Lalu, terdapat dua layar yang memberi fitur untuk memainkan alat musik tradisional secara digital. Lagu dari berbagai daerah di Indonesia bisa dipilih dan pengunjung akan mendapat panduan untuk memainkannya. Ada juga pengetahuan mengenai makanan dari berbagai daerah yang sangat lengkap dan patut untuk diketahui. Informasi mengenai batik juga disuguhkan pada galeri dan terdapat beberapa kain yang dipajang pada etalase. Pengunjung juga dapat membuat desain batik sendiri pada kartu pos yang bisa langsung dicetak dan dibawa.

Kecanggihan teknlogi lainnya adalah terdapat kacamata VR yang memberikan dua hal menarik seputar Indonesia. Tampilan yang pertama adalah pemandangan bawah air dari laut Indonesia yang sangat indah. Konten kedua, yaitu pengetahuan mengenai arca-arca peninggalan jaman dahulu secara detail. Terdapat juga sebuah layar besar yang membuat pengunjung merasa mengelilingi seluruh Indonesia melalui balon udara. Setiap ikon pada kota yang dituju akan terlihat, seperti Jam Gadang di Sumatera Barat atau Tugu Jogja di Daerah Istimewa Yogyakarta.

 

Foto: Galeri Indonesia Kaya

 

Sekarang tak perlu repot berbelanja ke pasar tradisional, cari tahu alasannya di artikel berikut.

Pagelaran Seni untuk Melestarikan Budaya

GIK juga menyediakan fasilitas auditorium dengan kapasitas hingga 150 orang. Para seniman dari Jakarta maupun daerah lain dapat menampilkan karya seni mereka secara cuma-cuma. Berbagai kesenian seperti drama atau musik, dengan makna masing-masing berupa filosofi yang positif yang dapat dipelajari oleh penonton. Pagelaran seni ini juga bisa ditonton melalui layanan streaming di Facebook dan diunggah pada situs Youtube sehingga pementasan tersebut dapat ditonton di mana saja. GIK mementaskan berbagai penampilan kesenian dua hari pada setiap akhir pekan.

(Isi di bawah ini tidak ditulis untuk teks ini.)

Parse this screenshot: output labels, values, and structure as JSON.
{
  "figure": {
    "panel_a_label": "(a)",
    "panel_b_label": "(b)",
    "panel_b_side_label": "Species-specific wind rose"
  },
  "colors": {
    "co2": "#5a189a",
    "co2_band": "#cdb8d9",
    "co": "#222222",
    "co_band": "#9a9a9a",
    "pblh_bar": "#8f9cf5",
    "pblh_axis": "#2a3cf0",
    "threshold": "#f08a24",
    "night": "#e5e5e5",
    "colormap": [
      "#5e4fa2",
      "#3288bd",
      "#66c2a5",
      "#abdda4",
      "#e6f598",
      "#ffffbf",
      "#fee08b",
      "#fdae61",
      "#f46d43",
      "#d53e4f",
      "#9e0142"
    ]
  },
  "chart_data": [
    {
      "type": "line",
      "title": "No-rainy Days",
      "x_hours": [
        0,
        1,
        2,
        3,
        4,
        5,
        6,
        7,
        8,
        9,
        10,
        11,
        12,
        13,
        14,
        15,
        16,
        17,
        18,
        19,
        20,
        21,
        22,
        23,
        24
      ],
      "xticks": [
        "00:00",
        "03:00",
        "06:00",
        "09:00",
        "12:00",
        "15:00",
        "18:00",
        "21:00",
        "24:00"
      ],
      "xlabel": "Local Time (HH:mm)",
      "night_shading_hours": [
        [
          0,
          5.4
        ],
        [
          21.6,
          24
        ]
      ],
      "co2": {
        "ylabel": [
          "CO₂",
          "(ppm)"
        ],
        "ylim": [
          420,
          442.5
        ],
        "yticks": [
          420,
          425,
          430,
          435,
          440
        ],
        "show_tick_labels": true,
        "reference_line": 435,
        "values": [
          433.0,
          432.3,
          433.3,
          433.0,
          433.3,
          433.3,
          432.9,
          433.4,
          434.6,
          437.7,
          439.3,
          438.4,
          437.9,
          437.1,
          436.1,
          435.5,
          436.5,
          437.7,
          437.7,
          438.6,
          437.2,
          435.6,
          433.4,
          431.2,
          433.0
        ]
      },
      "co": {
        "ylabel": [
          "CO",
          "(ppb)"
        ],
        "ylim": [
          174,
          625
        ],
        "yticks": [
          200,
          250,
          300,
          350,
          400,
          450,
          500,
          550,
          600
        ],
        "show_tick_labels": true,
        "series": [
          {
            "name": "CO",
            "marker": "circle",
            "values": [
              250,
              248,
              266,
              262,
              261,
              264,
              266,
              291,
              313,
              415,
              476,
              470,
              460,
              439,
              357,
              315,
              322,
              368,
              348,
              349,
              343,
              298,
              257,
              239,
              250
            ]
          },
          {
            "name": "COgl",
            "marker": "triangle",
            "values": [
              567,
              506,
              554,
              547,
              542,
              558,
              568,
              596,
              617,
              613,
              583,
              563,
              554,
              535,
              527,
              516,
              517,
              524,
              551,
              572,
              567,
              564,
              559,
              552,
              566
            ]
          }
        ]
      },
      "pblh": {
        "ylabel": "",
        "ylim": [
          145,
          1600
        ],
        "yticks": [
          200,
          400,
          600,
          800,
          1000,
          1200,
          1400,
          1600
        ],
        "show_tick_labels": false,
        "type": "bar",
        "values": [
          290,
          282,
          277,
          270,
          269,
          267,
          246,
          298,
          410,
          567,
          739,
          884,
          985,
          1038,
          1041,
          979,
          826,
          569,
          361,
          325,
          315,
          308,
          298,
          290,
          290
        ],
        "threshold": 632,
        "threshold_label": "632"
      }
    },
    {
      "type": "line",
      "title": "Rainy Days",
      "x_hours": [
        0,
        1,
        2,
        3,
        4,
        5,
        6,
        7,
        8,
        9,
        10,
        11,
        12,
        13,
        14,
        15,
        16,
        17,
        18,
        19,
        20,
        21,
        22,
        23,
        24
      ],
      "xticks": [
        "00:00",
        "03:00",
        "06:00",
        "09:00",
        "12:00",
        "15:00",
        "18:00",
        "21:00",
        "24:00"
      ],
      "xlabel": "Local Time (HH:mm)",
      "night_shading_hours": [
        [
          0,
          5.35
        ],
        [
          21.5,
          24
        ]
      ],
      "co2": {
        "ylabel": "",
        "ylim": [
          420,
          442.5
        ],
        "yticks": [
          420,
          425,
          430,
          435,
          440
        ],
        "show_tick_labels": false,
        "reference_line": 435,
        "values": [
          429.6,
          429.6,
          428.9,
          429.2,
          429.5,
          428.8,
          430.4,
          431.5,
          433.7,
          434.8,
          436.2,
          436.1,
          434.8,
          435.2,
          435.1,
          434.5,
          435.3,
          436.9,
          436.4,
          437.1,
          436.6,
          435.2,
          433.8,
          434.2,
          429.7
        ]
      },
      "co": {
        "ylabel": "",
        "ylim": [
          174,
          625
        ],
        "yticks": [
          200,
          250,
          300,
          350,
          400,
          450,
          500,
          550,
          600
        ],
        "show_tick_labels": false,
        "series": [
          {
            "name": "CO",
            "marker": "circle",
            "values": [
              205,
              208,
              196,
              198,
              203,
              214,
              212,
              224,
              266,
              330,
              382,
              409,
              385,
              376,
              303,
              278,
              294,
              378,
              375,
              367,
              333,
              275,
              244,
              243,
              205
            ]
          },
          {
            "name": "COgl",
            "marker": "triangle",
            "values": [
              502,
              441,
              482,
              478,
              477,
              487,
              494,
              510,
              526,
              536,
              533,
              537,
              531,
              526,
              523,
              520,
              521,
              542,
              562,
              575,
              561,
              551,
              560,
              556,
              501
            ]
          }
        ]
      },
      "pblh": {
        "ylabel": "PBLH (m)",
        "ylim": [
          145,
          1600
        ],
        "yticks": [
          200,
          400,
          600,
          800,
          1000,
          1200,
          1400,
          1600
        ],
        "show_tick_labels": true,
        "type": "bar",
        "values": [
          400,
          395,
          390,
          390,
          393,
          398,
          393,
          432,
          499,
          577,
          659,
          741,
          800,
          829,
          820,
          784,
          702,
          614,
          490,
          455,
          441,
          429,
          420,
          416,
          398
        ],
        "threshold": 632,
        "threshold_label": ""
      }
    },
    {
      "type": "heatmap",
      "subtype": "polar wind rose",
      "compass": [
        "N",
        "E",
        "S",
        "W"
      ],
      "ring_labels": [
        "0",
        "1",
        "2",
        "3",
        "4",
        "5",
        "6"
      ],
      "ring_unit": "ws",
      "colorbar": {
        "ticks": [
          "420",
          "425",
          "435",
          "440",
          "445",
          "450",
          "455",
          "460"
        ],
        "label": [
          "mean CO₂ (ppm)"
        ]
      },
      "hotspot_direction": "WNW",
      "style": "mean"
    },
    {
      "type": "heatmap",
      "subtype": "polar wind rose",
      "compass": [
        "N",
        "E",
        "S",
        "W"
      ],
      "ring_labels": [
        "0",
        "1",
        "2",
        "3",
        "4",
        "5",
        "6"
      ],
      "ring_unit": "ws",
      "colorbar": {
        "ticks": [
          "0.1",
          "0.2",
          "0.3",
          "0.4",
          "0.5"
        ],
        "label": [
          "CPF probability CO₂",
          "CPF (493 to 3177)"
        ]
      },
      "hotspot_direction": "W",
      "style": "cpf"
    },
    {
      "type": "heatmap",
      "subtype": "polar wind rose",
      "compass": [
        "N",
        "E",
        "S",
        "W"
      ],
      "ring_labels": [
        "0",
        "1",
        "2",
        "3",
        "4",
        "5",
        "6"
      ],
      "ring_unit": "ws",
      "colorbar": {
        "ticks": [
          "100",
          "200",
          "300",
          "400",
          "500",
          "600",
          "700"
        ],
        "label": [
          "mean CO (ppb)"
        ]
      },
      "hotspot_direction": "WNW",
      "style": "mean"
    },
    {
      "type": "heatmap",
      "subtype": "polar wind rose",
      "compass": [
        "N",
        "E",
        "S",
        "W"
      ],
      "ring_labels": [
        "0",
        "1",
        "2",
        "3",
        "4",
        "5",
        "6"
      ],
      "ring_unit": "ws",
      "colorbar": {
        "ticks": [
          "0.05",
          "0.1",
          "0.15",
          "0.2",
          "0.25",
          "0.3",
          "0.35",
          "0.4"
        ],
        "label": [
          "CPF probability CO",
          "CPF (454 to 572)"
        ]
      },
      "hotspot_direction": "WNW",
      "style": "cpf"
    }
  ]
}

Selain melestarikan budaya, pementasan pada galeri juga melibatkan banyak orang di dalamnya. Hal ini tentu memberikan lapangan pekerjaan secara khusus bagi para pekerja seni atau pihak lainnya. Fungsi galeri pun bertambah, tidak hanya memperkenalkan budaya tetapi juga memberdayakan manusia secara luas. Untuk itu, peran masyarakat umum sangat penting saat mengunjungi Galeri Indonesia Kaya. Bukan hanya belajar, tetapi juga bisa menghargai karya seni dengan cara menonton pementasan seni tersebut.

 

Foto: Galeri Indonesia Kaya

 

GIK menjadi sarana belajar budaya dengan cara modern, menyenangkan, mudah, dan gratis. Membuat masyarakat lebih mencintai kebudayaan Tanah Air menjadi misi utama dari Djarum Fondation melalui GIK ini. Renitasari pun berharap semoga budaya Indonesia bisa menjadi tuan rumah di negerinya sendiri. “Semoga makin banyak masyarakat Indonesia yang mengapresiasi kesenian budaya Indonesia karena penonton menjadi satu bagian penting dalam seni pertunjukan,” tambah Renitasari. Oleh karena itu, cintai dan hargailah budaya negeri sendiri agar tidak mati dan lekang oleh waktu. Salam budaya.